I recently learned about Good Catch, a cool company that makes plant-based seafood products. Good Catch uses a blend of six plant proteins made from legumes – peas, lentils, chickpeas, soy, fava beans, and navy beans – and have created a credible stand-in for tuna. Good Catch’s Fish-Free Tuna has racked up several impressive awards from NEXTY and Veg News, most recently winning the 2020 Best Plant-Based Seafood category from World Plant-Based Awards. I figured it was high time that I gave Good Catch Fish-Free Tuna a try.
Good Catch’s Fish-Free Tuna comes in three different varieties:
- Oil & Herbs
- Naked in Water
Each variety has 14 grams of protein, zero cholesterol, and 100 calories per serving. I chose Oil & Herbs as closest to what I would use if I was making this salad with “real” tuna. However, the Mediterranean variety would also be well suited to this recipe.
The recipe is simple and quick to prepare. Just gather your ingredients . . .
Mince your celery, colorful mini peppers, scallions, and shallots . . .
Drain and rinse your cannellini beans, and mix in all of the remaining ingredients.
The first thing I noticed is that the Fish-Free Oil & Herb Tuna is a little darker in color than “real” tuna, but it flaked well and had a very similar texture to real tuna.
So that you can see and compare the difference in appearance for yourself, here’s a shot of the same recipe made with SafeCatch Wild Albacore Tuna.

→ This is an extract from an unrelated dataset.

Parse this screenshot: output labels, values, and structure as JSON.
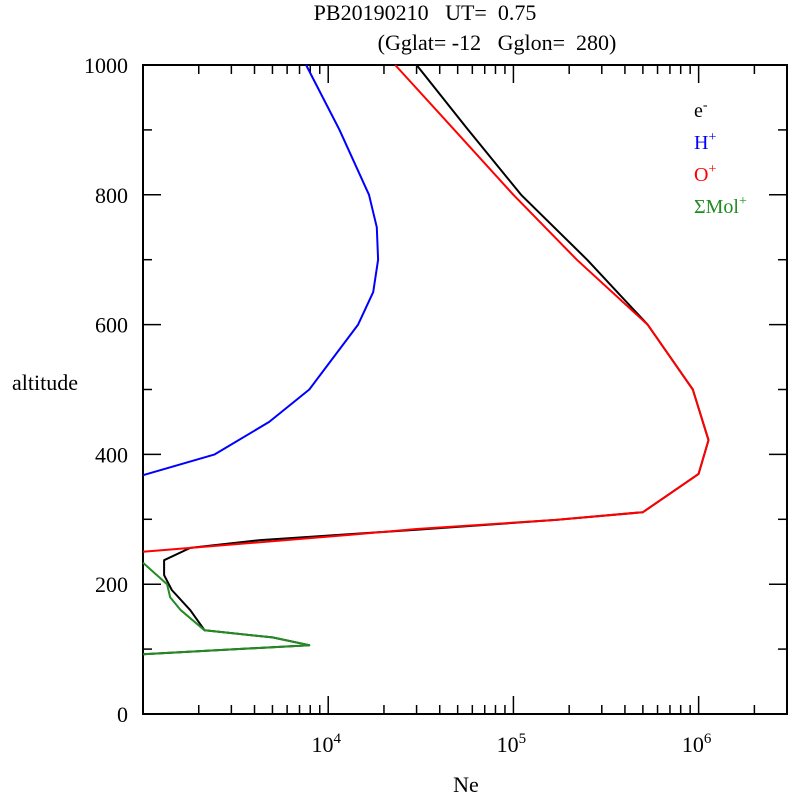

Since both salads look pretty darn similar to me, the question was whether I could fool my carnivore hubby was into believing that the Good Catch Fish-Free Tuna was “real” tuna.

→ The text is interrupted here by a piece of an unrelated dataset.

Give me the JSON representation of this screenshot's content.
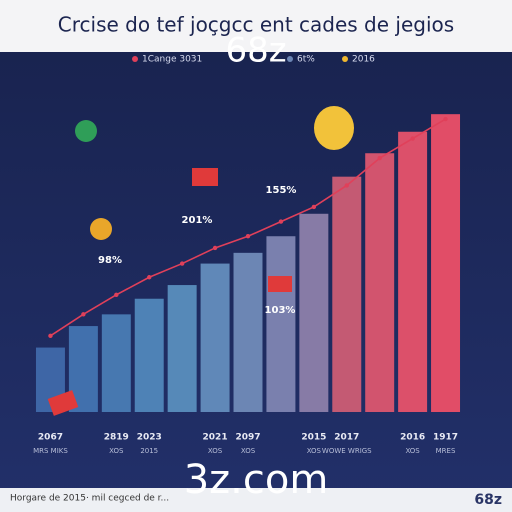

Unfortunately, the answer was no . . . but not because of the taste! It was primarily because the Good Catch Fish-Free Tuna lacks that oh-so-distinctive fishy smell of real tuna.
The bottom line was that Good Catch produces a credible stand-in for tuna in terms of both taste and appearance . . . but without that fishy tuna smell.
Even if you’re not a vegetarian or vegan, I hope that you will consider trying Good Catch’s Fish-Free Tuna. As a scuba diver, I’m concerned about overfishing, which is severely impacting many species of tuna. There is also the problem of bycatch, which can represent 28% of the total catch according to World Wildlife Fund. Because the commercial tuna industry still uses longline baited hooks and gillnets, bycatch can include swordfish, mahi mahi, dolphins, seabirds, and marine turtles which are unintentionally caught and throw away. And last, but not least, there is the problem of mercury. Since predators like tuna are near the very top of the ocean’s food chain, the mercury that tuna ingest by eating smaller fish adds up and bioaccumulates in their bodies.
How does mercury get into the ocean in the first place? Generating electricity through burning coal and incinerating waste are two of the reasons why airborne mercury has contaminated our oceans, lakes, and rivers.
As we approach Earth Day this week, let’s think about simple ways that we can break the cycle of overfishing, bycatch, and mercury contamination associated with commercial tuna fishing.
Perhaps one easy way is to reach for a pouch of Good Catch Fish-Free Tuna!
- 1 stalk celery, minced
- 3 small mini peppers (orange, yellow, and red), minced
- 5-6 scallions, minced
- 1-2 shallots, minced (depending on size)
- 15-ounce can or carton organic cannellini beans, drained and rinsed
- Several sprigs fresh flat leaf parsley, leaves finely chopped
- Several sprigs lemon thyme, leaves removed and stems discarded
- 2 packages Good Catch Fish-Free Tuna Oil and Herbs or Mediterranean (or one of each)
- Sea salt and freshly ground pepper
- 1 large lemon, juiced
- 2 tablespoons organic extra virgin olive oil
- Combine all of the ingredients in a medium bowl. Taste and adjust seasonings. Serve on a bed of mixed greens.